Effect of SNP upon intracellular cyclic GMP levels in eosinophils. Eosinophils (1×10⁷ cells ml⁻¹) were incubated with IBMX (2 mM) for 30 min before treating with SNP for 12 min (37°C) and measuring the concentration of cyclic GMP in 3×10⁶ eosinophils.

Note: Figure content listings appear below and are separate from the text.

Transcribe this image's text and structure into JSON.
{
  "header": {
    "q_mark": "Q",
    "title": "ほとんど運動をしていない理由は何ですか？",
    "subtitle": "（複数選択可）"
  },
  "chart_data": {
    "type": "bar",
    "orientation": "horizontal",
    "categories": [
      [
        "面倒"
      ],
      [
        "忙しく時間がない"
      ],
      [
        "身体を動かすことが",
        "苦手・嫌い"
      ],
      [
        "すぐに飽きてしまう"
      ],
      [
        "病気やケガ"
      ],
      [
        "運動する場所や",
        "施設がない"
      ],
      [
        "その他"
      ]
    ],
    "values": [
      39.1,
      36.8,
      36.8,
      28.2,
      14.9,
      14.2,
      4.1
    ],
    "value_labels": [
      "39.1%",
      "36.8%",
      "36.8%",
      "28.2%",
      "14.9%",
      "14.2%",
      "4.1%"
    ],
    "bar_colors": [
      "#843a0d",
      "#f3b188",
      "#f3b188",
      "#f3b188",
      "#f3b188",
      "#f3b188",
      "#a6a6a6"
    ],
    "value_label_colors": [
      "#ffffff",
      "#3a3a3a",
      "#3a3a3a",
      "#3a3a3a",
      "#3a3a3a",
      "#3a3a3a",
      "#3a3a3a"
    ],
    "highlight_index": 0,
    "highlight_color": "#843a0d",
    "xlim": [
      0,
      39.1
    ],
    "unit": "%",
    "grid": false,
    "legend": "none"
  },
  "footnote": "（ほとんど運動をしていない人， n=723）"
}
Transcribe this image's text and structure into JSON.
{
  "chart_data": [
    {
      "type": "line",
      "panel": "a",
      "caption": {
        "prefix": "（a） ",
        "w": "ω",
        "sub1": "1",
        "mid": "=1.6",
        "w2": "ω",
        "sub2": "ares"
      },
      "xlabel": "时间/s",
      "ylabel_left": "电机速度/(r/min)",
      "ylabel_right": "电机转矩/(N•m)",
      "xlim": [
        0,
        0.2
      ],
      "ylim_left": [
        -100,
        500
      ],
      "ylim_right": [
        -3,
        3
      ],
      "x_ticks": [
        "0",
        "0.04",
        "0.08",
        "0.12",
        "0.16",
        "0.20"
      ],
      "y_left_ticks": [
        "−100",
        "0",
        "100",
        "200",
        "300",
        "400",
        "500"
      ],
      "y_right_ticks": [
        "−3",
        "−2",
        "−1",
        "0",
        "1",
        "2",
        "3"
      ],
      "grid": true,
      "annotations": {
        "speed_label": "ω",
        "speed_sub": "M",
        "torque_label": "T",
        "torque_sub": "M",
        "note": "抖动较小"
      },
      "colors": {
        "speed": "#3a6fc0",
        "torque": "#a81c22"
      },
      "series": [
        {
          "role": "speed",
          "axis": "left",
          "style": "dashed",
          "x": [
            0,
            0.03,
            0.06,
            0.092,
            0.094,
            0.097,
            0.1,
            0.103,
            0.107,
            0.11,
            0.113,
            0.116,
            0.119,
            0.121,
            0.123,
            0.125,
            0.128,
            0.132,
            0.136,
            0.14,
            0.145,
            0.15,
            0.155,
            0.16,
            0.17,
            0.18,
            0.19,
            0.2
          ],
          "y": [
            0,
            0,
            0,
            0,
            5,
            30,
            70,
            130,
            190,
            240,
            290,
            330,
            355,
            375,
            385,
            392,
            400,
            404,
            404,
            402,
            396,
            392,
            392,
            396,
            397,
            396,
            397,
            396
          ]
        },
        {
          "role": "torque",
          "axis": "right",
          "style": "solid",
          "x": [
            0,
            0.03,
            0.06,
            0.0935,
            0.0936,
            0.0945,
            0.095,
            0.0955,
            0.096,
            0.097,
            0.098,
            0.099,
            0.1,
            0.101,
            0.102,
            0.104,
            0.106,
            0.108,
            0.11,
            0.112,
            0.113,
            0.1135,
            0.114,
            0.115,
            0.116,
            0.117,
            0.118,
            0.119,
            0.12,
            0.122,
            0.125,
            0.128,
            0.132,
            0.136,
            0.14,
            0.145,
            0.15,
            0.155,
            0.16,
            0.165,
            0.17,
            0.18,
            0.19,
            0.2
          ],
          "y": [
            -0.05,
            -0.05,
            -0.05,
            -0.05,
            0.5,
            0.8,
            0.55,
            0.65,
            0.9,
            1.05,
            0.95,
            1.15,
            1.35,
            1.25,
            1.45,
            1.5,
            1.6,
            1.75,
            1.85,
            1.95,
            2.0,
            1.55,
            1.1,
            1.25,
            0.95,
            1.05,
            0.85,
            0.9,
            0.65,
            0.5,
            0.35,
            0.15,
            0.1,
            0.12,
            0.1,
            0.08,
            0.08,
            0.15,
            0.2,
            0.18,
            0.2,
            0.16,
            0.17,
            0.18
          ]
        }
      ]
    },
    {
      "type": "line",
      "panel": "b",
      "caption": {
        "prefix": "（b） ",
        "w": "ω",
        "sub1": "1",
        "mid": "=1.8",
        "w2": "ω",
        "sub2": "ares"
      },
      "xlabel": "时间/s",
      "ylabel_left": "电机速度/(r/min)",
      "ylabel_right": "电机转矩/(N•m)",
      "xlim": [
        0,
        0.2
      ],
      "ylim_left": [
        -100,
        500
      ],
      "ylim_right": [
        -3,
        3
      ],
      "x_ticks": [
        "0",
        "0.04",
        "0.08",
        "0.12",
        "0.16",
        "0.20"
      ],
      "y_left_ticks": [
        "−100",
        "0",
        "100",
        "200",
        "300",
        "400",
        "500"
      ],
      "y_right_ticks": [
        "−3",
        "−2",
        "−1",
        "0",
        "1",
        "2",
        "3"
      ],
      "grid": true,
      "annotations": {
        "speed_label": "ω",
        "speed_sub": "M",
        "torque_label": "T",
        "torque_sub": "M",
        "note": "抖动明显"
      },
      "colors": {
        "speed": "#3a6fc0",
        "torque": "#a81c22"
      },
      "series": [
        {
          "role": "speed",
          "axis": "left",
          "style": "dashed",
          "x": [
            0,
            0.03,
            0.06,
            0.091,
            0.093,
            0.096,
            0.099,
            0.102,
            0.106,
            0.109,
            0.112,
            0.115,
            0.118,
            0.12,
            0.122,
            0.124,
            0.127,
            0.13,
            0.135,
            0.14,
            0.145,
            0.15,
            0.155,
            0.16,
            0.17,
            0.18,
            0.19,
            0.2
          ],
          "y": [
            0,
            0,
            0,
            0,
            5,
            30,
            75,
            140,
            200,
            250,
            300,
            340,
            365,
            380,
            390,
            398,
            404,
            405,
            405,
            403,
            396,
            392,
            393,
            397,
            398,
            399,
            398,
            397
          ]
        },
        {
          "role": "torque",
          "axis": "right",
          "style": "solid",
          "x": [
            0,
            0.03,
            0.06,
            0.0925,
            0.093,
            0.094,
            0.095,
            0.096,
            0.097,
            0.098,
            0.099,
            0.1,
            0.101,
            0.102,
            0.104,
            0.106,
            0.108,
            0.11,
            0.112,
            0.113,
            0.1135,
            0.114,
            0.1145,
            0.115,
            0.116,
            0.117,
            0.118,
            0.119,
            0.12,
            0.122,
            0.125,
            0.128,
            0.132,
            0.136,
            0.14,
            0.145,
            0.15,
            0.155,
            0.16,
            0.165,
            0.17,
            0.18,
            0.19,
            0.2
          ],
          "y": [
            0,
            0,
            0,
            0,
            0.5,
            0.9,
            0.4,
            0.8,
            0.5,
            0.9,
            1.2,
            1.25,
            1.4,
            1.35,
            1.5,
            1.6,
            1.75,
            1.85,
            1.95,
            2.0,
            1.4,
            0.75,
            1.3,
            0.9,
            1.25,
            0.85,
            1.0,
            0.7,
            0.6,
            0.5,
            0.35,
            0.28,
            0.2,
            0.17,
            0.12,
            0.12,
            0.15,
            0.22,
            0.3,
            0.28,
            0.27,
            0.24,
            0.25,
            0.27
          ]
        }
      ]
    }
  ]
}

Results are expressed as mean concentration of cyclic GMP (pmol ml⁻¹) in 3×10⁶ eosinophils±s.e. of three independent experiments with three replicates in each. ***P<0.001 compared to control sample.

Figure 3

Effects of the anti-VLA-4 (HP2/1, 10 μg ml⁻¹), anti-Mac-1 (ICRF 44, 1 : 12 diln) monoclonal antibodies and a non-specific control monoclonal antibody (mAb, 10 μg ml⁻¹) upon human eosinophil adhesion after treatment with L-NAME, 1.0 mM, (a) to 20 μg ml⁻¹ fibronectin, (b) to 10% (v v⁻¹) human serum. Eosinophils (>95% pure) were incubated with monoclonal antibodies (+L-NAME) (25 min, 37°C, 5% CO₂) before allowing cells to adhere to fibronectin/serum-coated plates (15 min, 37°C, 5% CO₂). Results are expressed as mean adhered cell percentages of total cell number±s.e. of four independent experiments with three replicates in each. +P<0.05 compared to untreated cells, **P<0.01, ***P<0.001 compared to cells treated with L-NAME alone (1.0 mM).

Figure 4

Effects of the anti-VLA-4 (HP2/1, 10 μg ml⁻¹), anti-Mac-1 (ICRF 44, 1 : 12 diln) monoclonal antibodies and a non-specific control monoclonal antibody (mAb, 10 μg ml⁻¹), upon ODQ-treated human eosinophil adhesion to (a) 20 μg ml⁻¹ fibronectin, (b) 10% (v v⁻¹) serum. Eosinophils (>95% pure) were incubated with ODQ/monoclonal antibodies (25 min, 37°C, 5% CO₂) before allowing cells to adhere to ligand-coated plates (15 min, 37°C, 5% CO₂). Results are expressed as mean adhered cell percentages of total cell number±s.e. of three independent experiments with three replicates in each ++P<0.01, +++P<0.001 compared to untreated cells, **P<0.01, ***P<0.001 compared to cells treated with ODQ alone.